Yields on 30-year Treasury bonds are below 2 percent; 10-year rates have dropped below 1 percent. Lenders are willing to lose money after inflation to lock their money away safely for decades. These are uncharted waters, the kind of rock-bottom rates the U.S. didn’t see in the depths of the financial crisis and which are more prevalent in creaky, aging economies like Europe and Japan.
[Fed cuts interest rate to near zero to support markets]
And it’s all thanks to the COVID-19 pandemic that is killing thousands and shutting down global travel, business activity and consumer confidence. With more and more economists now calling a recession this year, investors can’t get enough of safe haven debt backed by Uncle Sam.
And it’s not just foreigners. American households, mutual funds, pensions, banks and the Federal Reserve have scooped up nearly $6 trillion in T-bonds over the past decade, with the Fed accounting for almost one-fourth of the increase through its bond-buying programs intended to drive yields down and flood the financial system with money. As a share of U.S. debt held by the public, foreign ownership is down to 41 percent from 48 percent a decade ago.
It’s enough to get policymakers thinking they shouldn’t let this crisis go to waste.
[Mnuchin’s call for returning Fed authorities meets skepticism]
Paid leave policies, allowing poor kids dependent on free and reduced-price school lunches to get their meals someplace else and other initiatives are supported by both parties. Republicans may begrudgingly go along with increased federal support for Medicaid — typically close to 30 percent of state budgets — as the coronavirus economy slams state tax receipts.
What’s unlikely to pass soon are two more expensive things that have bipartisan support, or have in the past: Some kind of big counter-cyclical tax cut, and a major program to fix crumbling roads, bridges, subways and other infrastructure.
President Donald Trump would eliminate or sharply reduce payroll taxes that take a hefty bite out of the first $137,700 in wages this year.

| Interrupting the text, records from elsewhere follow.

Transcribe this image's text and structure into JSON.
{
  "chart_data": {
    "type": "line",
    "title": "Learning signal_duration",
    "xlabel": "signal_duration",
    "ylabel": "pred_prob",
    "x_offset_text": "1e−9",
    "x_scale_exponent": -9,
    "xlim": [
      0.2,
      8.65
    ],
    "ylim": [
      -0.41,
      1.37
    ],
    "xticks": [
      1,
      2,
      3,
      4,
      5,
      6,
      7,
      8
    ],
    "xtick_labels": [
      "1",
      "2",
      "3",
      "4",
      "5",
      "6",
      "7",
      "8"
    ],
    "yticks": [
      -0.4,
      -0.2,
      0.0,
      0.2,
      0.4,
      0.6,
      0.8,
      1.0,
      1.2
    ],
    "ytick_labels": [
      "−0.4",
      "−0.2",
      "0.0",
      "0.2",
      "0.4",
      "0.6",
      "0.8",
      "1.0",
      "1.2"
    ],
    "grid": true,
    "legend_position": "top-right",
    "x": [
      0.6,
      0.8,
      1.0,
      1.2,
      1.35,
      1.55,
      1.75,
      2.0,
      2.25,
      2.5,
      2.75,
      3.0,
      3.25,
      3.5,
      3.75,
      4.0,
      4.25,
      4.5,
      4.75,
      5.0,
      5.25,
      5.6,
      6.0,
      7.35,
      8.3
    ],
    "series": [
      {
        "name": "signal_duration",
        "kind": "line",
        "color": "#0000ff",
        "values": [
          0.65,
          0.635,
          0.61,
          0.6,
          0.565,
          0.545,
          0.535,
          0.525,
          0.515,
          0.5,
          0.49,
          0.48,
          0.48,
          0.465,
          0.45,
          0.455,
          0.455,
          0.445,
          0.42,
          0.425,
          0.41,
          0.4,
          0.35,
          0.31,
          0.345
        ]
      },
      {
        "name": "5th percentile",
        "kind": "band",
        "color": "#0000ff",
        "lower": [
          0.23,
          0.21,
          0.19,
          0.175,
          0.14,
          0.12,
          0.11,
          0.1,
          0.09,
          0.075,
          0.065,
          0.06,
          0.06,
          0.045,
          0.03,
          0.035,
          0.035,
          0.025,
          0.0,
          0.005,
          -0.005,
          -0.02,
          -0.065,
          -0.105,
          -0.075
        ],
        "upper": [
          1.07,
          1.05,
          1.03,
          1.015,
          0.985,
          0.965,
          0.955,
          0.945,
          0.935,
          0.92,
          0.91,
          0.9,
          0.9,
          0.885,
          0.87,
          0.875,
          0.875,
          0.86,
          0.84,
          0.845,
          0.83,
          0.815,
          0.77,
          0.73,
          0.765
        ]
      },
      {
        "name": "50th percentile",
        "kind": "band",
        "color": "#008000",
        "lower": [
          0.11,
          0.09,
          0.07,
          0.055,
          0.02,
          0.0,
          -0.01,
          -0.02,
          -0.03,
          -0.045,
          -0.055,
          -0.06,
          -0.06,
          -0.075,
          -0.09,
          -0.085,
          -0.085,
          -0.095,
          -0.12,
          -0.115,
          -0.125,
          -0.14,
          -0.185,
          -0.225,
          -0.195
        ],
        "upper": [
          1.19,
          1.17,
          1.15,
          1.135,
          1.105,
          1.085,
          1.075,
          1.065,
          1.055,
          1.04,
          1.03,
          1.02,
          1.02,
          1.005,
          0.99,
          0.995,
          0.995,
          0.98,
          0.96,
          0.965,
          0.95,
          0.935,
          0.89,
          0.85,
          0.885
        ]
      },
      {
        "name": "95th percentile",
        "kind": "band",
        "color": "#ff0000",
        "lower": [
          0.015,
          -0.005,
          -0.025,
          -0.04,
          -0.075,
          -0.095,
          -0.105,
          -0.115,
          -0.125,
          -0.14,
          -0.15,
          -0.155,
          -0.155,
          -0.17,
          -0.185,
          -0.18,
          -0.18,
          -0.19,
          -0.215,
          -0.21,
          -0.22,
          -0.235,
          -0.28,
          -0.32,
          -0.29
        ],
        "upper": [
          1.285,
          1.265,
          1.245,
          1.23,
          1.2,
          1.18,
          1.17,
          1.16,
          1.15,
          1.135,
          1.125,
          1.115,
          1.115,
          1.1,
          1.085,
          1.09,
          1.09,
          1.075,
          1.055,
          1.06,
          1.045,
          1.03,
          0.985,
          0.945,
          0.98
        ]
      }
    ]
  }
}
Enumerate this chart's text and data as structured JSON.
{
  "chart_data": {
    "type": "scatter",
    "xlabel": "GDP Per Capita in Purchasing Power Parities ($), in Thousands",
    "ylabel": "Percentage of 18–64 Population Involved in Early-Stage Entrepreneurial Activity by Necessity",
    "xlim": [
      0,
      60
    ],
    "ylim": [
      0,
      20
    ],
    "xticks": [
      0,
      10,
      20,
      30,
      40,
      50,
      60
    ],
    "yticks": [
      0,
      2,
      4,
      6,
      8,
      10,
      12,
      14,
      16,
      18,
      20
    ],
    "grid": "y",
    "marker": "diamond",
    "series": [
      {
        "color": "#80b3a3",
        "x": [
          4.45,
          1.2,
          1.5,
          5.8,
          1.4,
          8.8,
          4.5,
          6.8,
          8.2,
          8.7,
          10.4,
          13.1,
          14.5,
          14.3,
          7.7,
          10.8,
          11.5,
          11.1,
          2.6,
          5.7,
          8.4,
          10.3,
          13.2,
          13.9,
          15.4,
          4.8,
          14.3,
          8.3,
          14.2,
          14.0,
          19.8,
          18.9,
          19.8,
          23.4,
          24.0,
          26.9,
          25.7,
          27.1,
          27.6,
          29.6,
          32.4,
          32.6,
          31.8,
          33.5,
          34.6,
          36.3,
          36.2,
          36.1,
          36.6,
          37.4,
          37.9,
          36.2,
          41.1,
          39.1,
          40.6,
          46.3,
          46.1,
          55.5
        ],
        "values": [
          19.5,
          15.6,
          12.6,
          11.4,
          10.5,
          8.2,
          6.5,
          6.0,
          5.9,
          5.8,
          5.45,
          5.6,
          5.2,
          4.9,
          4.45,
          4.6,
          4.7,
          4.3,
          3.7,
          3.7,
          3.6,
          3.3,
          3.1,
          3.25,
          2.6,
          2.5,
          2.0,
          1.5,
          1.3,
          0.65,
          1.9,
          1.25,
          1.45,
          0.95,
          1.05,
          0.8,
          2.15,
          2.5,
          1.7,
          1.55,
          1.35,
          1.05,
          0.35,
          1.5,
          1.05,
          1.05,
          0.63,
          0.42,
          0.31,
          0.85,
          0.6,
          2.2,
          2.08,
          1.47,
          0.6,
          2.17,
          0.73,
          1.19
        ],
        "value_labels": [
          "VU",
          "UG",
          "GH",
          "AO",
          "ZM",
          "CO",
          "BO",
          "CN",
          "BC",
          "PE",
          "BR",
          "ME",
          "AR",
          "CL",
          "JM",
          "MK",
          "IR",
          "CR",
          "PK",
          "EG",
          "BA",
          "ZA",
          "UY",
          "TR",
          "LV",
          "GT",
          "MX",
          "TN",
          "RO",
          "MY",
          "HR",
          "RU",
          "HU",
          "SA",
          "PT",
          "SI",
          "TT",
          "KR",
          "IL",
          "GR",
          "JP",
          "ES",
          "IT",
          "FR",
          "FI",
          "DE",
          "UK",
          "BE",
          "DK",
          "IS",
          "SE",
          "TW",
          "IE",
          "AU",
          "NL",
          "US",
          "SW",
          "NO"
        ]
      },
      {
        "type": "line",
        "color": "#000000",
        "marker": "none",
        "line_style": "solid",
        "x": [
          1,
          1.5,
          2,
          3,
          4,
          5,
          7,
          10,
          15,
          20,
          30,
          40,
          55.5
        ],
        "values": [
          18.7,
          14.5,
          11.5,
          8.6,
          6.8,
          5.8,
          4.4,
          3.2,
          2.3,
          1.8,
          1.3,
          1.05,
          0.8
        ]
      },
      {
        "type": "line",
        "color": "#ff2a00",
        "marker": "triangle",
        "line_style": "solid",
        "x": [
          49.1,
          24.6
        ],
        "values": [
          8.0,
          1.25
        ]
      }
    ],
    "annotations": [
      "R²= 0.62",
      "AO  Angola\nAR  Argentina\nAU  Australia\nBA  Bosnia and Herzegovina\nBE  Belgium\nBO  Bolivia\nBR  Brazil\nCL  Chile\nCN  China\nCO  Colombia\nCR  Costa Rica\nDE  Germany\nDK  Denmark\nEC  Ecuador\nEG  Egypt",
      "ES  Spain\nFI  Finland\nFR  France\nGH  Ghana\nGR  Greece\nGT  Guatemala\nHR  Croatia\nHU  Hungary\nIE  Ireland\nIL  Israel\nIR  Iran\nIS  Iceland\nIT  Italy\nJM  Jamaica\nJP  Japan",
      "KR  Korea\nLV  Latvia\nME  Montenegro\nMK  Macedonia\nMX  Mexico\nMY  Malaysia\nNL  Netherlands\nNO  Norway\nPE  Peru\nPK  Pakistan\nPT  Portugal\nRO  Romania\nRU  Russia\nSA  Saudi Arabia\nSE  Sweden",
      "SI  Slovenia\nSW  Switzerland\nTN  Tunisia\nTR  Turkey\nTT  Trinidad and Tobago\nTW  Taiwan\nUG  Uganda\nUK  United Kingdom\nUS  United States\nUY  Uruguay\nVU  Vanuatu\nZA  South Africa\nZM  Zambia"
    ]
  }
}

That could inject up to $800 billion into the economy and could be implemented quickly. It’s unlikely to benefit the very rich since their salaries have already “capped out.”
However, it would deliver bigger dollars to a two-earner family making over $200,000 a year than a household at the median U.S. income of about $60,000, who’d be more likely to spend it and get that cash circulating back out into the economy. And it won’t do much for retirees and tipped workers at restaurants likely to see plenty of empty tables in the coming weeks.
Tax rebates, similar to those enacted in 2001 and 2008 under President George W. Bush, are another option. California Democrat Nancy Pelosi was speaker when the last round of checks went out, delivering up to $600 per person and phasing out for higher earners. Parents with kids under 17 got an extra $300 per child. It took the Treasury several months to get the checks out, however, and a Federal Reserve survey found that only about one-fifth of respondents said they were “mostly spending” the money.
Still, rebates have Democratic support, including from Obama administration advisers Jason Furman and Jared Bernstein. And consumers appear more likely to spend lump sums than payroll tax cuts spread out over many months; one study found that only 14 percent of workers benefiting from the Obama-GOP payroll tax cuts of 2011-12 spent their windfall.
Trump likes the payroll tax plan better, perhaps because it’d be a gift that kept on giving through the November elections and around the holidays. But Democrats could call his bluff and dare him to veto a new round of stimulus checks; giving all adults up to $1,000, with an additional $500 per child, could cost about $350 billion, Furman says.
For now, Democrats seem to prefer watching Trump squirm as stock markets crater, showing little love for any big tax cut that Trump could put his name on.
On infrastructure, liberal Democrats like House Transportation and Infrastructure Chairman Peter A. DeFazio of Oregon and conservative Republicans like Senate Appropriations Chairman Richard C. Shelby of Alabama say there’s no reason to hold back — especially now. Trump is on board; it was a key campaign promise. Not only are interest rates ridiculously low, asphalt prices are way down due to the oil price crash, and inputs like iron and steel are also cheap.
But lawmakers are hamstrung by the white whale of offsetting the cost of a $1 trillion-plus package. Despite low gasoline prices, no sane member of Congress is ready to propose a gas tax increase headed into a recession — or an election. Better to rip the Band-Aid off and let the money flow — for the same reason it makes little sense to prepay the mortgage when you can arbitrage that low interest rate into higher-yielding investments.
Peter Cohn is fiscal policy editor for CQ Roll Call.